Размер шрифта
-
+

Изгнанники. Повесть о Гражданской войне - стр. 2

Этот текст почти бесполезно анализировать привычным для читателей образом. Автор определил жанр «Изгнанников» как «повесть о гражданской войне», но в самой этой фразе есть предельное обобщение, отказ от конкретики – какой войны, кого и с кем? Эпиграф из древних подтверждает подозрение. События вроде бы разворачиваются в революционной России, но предваряют их слова Цицерона. Единство места и времени незнакомо Каготову.

Продираясь с первых страниц сквозь нарочитую чрезмерность, вычурность и излишность текста, читатель со всех сторон видит многочисленные аллюзии и намёки, которые никак не складываются в общую картину. Стоит только начать какой-либо сцене или образу приобретать ясность, как Каготов яростно от неё избавляется, добавляя совершенно сумасбродные детали и повороты. Он, словно тореадор, раззадоривает читателя, издевается над его упрямством – а надо быть очень упрямым и любопытствующим человеком, чтобы прочитать эту книгу – и дразнит красной тряпкой изломанной сюжетной линии, жалит скрытыми (и ненужными!) цитатами.

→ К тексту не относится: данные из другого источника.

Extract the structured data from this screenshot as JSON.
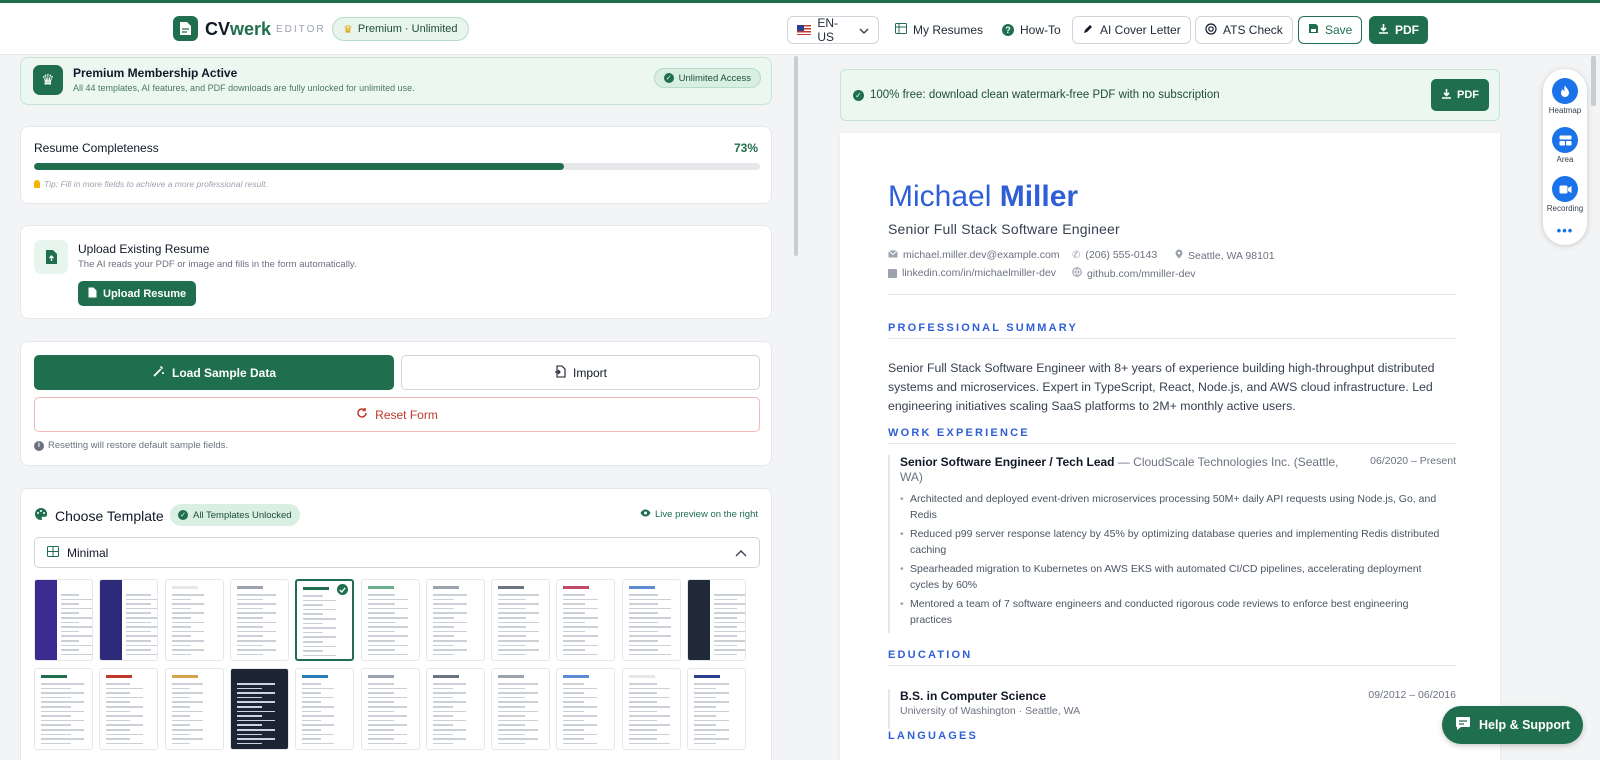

Композиционно повесть делится на несколько главок-дней, но и здесь автор не отказывает себе в удовольствии подурачиться. «Второй день» куда-то пропал из оглавления, а вместо некого появился флешбек «Дней минувших», напоминающий лишний раз о том, что мы живём в мире сериалов, а не литературы. В чудовищной суматохе стилистически и содержательно неоднородных, распадающихся как скверно приготовленный бургер, дней, автор, словно утомившись собственными хулиганскими выходками, совершенно неожиданно даёт нам передышку и предлагает незамысловатый «Завтрак». Эта часть, стилистически оформленная как пьеса, мягко и наконец-то осмысленно отсылает нас к одной культовой американской вульгарщине.

Не следует ожидать от Каготова и простых бесхитростных диалогов, будто бы что-то способных прояснить: здесь заблудшего книголюба караулит вязкая имитация американского сленга, переиначенные цитаты Гёте и совершенная чехарда из каламбуров и прибауток. Отдельная форма диалога или вернее сказать перебранки автора с читателем, это иноязычные вставки в тексте. Знаток новых и древних языков, Каготов демонстративно отказывается переводить многочисленные иноязычные реплики, оставляя лингвистически неподготовленного читателя либо искать ответы в гуглах, либо доверять интуиции. Доводя этот литературный приём до абсурда, Каготов не брезгует и откровенно подлыми приёмами, вроде использования китайских иероглифов, которых он сам, как мне доподлинно известно, не разбирает. Делается это, однако, не совсем бесцельно. Автор воспроизводит вавилонскую полифонию своего текста, недаром образ этого города несколько раз возникает как сравнение с Владивостоком.

Под стать городу и герои истории. С известной натяжкой, мы можем выделить трёх основных персонажей. Это лейтенант канадского экспедиционного корпуса многоименный Эдвин, русский криминальный тип Георгий Фёдорович и китайский торговец Лю Цзи (да-да, женский удел в повести более чем скромен). Однако точная классификация каждого из них оказывается по прочтению невозможной. Ведь только у вас складывается сколь-нибудь цельное представление о герое, как Каготов немедленно его разрушает, с резвостью молодого таможенника вываливая перед вами второе, а затем и третье-четвёртое нутро персонажа. В ход идут флешбэки, интимные политически секреты, тайные желания, религиозные искания и даже экзотические литературные предпочтения героев. Чего только стоит выуженный из небытия и обильно цитируемый не понятно для какого эффекта любимый стихоплет Георгия Федоровича – «поэт-дурак» Сергей Нельдихен, известный сейчас разве что пожилым литературоведам.